No fim da tarde em Nova York, o dólar recuava a 157,63 ienes, o euro caía a US$ 1,0219 e a libra cedia a US$ 1,2177. O índice DXY fechou em alta de 0,28%, a 109,956 pontos.
A chance de os juros do Fed terminarem o ano no nível atual cresce para mais próximo do ainda predominante cenário de corte de apenas 25 pontos-base no período, mostra a plataforma do CME Group que monitora o comportamento da curva futura. A ferramenta indicava 34,2% de probabilidade de a taxa básica estar na faixa entre 4,25% e 4,50% em dezembro, comparado com 30,5% na última sexta-feira. Já a hipótese de uma redução de 0,25 ponto porcentual no acumulado de 2025 aparecia com 40,4%, praticamente sem alteração ante o quadro do final da semana passada.
O ING lembra que a caminho da tomada de posse de Donald Trump, no dia 20 de Janeiro, a taxa de câmbio do dólar ajustada à inflação está no nível mais elevado desde 1985. “Dado o conjunto de políticas de tarifas, controles de imigração, estímulo fiscal e flexibilização regulamentar de Trump – além de uma economia forte dos EUA – nenhum investidor quer apostar contra o dólar forte”, valia. Com a continuidade da força da moeda provavelmente mais bancos centrais serão forçados a intervir para apoiar as suas moedas, projeta.

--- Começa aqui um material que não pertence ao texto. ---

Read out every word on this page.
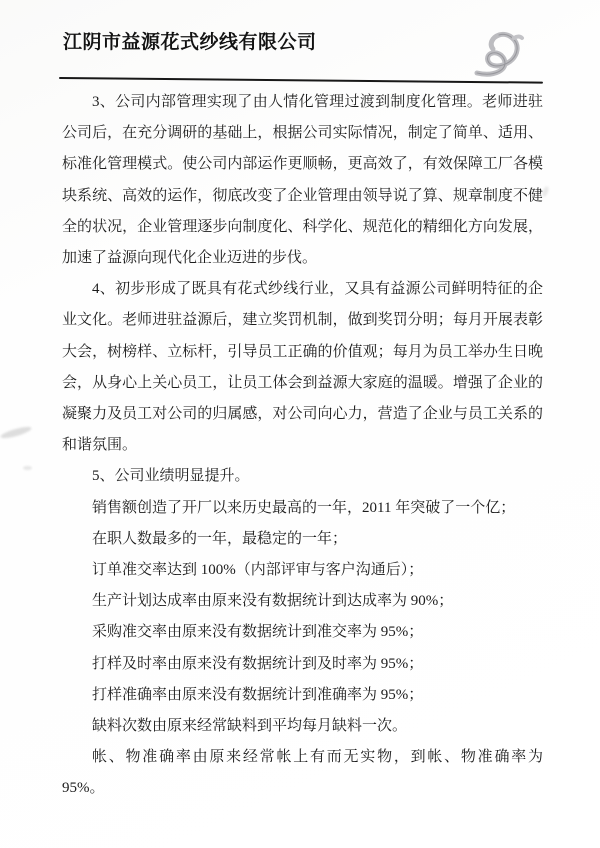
江阴市益源花式纱线有限公司

3、公司内部管理实现了由人情化管理过渡到制度化管理。老师进驻公司后，在充分调研的基础上，根据公司实际情况，制定了简单、适用、标准化管理模式。使公司内部运作更顺畅，更高效了，有效保障工厂各模块系统、高效的运作，彻底改变了企业管理由领导说了算、规章制度不健全的状况，企业管理逐步向制度化、科学化、规范化的精细化方向发展，加速了益源向现代化企业迈进的步伐。

4、初步形成了既具有花式纱线行业，又具有益源公司鲜明特征的企业文化。老师进驻益源后，建立奖罚机制，做到奖罚分明；每月开展表彰大会，树榜样、立标杆，引导员工正确的价值观；每月为员工举办生日晚会，从身心上关心员工，让员工体会到益源大家庭的温暖。增强了企业的凝聚力及员工对公司的归属感，对公司向心力，营造了企业与员工关系的和谐氛围。

5、公司业绩明显提升。

销售额创造了开厂以来历史最高的一年，2011 年突破了一个亿；

在职人数最多的一年，最稳定的一年；

订单准交率达到 100%（内部评审与客户沟通后）；

生产计划达成率由原来没有数据统计到达成率为 90%；

采购准交率由原来没有数据统计到准交率为 95%；

打样及时率由原来没有数据统计到及时率为 95%；

打样准确率由原来没有数据统计到准确率为 95%；

缺料次数由原来经常缺料到平均每月缺料一次。

帐、物准确率由原来经常帐上有而无实物，到帐、物准确率为 95%。
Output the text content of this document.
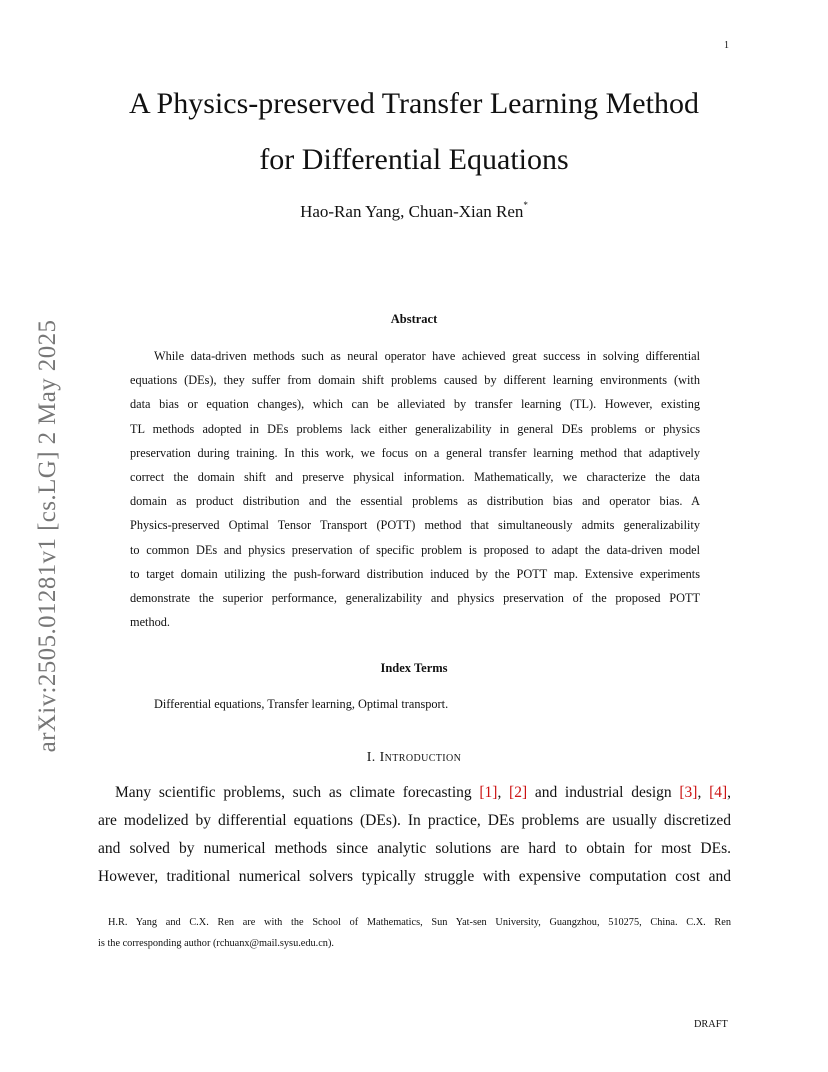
1
arXiv:2505.01281v1 [cs.LG] 2 May 2025
A Physics-preserved Transfer Learning Method
for Differential Equations
Hao-Ran Yang, Chuan-Xian Ren*
Abstract
While data-driven methods such as neural operator have achieved great success in solving differential
equations (DEs), they suffer from domain shift problems caused by different learning environments (with
data bias or equation changes), which can be alleviated by transfer learning (TL). However, existing
TL methods adopted in DEs problems lack either generalizability in general DEs problems or physics
preservation during training. In this work, we focus on a general transfer learning method that adaptively
correct the domain shift and preserve physical information. Mathematically, we characterize the data
domain as product distribution and the essential problems as distribution bias and operator bias. A
Physics-preserved Optimal Tensor Transport (POTT) method that simultaneously admits generalizability
to common DEs and physics preservation of specific problem is proposed to adapt the data-driven model
to target domain utilizing the push-forward distribution induced by the POTT map. Extensive experiments
demonstrate the superior performance, generalizability and physics preservation of the proposed POTT
method.
Index Terms
Differential equations, Transfer learning, Optimal transport.
I. Introduction
Many scientific problems, such as climate forecasting [1], [2] and industrial design [3], [4],
are modelized by differential equations (DEs). In practice, DEs problems are usually discretized
and solved by numerical methods since analytic solutions are hard to obtain for most DEs.
However, traditional numerical solvers typically struggle with expensive computation cost and
H.R. Yang and C.X. Ren are with the School of Mathematics, Sun Yat-sen University, Guangzhou, 510275, China. C.X. Ren
is the corresponding author (rchuanx@mail.sysu.edu.cn).
DRAFT
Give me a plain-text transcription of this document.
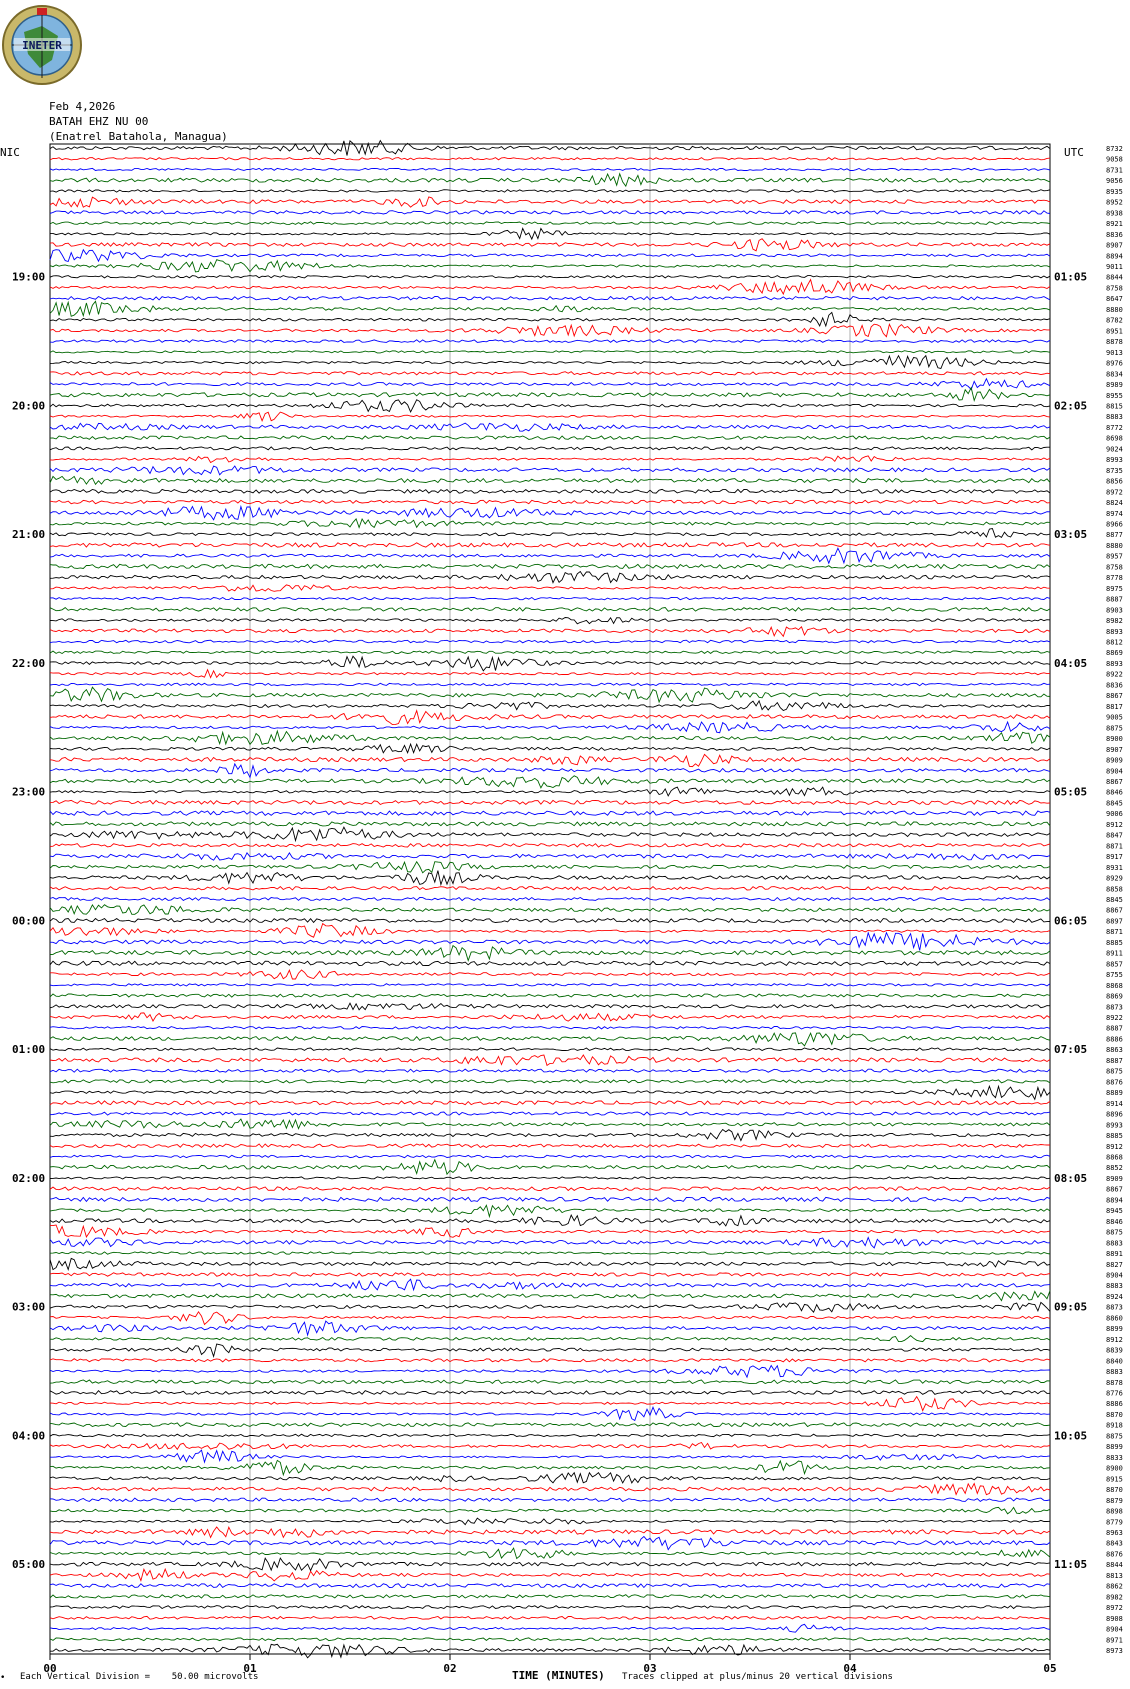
INETER
Feb 4,2026
BATAH EHZ NU 00
(Enatrel Batahola, Managua)
NIC	UTC	8732
9058
8731
9056
8935
8952
8938
8921
8836
8907
8894
9011
8844
8758
8647
8880
8782
8951
8878
9013
8976
8834
8989
8955
8815
8883
8772
8698
9024
8993
8735
8856
8972
8824
8974
8966
8877
8880
8957
8758
8778
8975
8887
8903
8982
8893
8812
8869
8893
8922
8836
8867
8817
9005
8875
8900
8907
8909
8904
8867
8846
8845
9006
8912
8847
8871
8917
8931
8929
8858
8845
8867
8897
8871
8885
8911
8857
8755
8868
8869
8873
8922
8887
8886
8863
8887
8875
8876
8889
8914
8896
8993
8885
8912
8868
8852
8909
8867
8894
8945
8846
8875
8883
8891
8827
8904
8883
8924
8873
8860
8899
8912
8839
8840
8883
8878
8776
8886
8870
8918
8875
8899
8833
8900
8915
8870
8879
8898
8779
8963
8843
8876
8844
8813
8862
8982
8972
8908
8904
8971
8973
19:00	01:05
20:00	02:05
21:00	03:05
22:00	04:05
23:00	05:05
00:00	06:05
01:00	07:05
02:00	08:05
03:00	09:05
04:00	10:05
05:00	11:05
00	01	02	03	04	05
• Each Vertical Division =    50.00 microvolts	TIME (MINUTES) Traces clipped at plus/minus 20 vertical divisions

O ING aponta que a relação entre o dólar e o iene está agora firmemente na zona de intervenção cambial da região de um dólar a 158-160 ienes. “O Banco do Japão (BoJ, na sigla em inglês vendeu US$ 35 bilhões neste nível em julho passado e os rumores são de que as autoridades estão novamente prontas para intervir. O forte aumento do dólar tem impulsionado o forte aumento dos rendimentos do Treasuries. Nossa equipa espera que os rendimentos dos EUA se mantenham firmes durante todo o ano – daí o nosso apelo de final de ano de um dólar a 160 ienes”, aponta. “Dentro deste ambiente suportado, veremos correções, no entanto. Estas estarão relacionadas com a intervenção e com os aumentos das taxas do BoJ. Esperamos três subidas de 25 pontos base este ano – a primeira potencialmente em 24 de janeiro”, projeta o ING.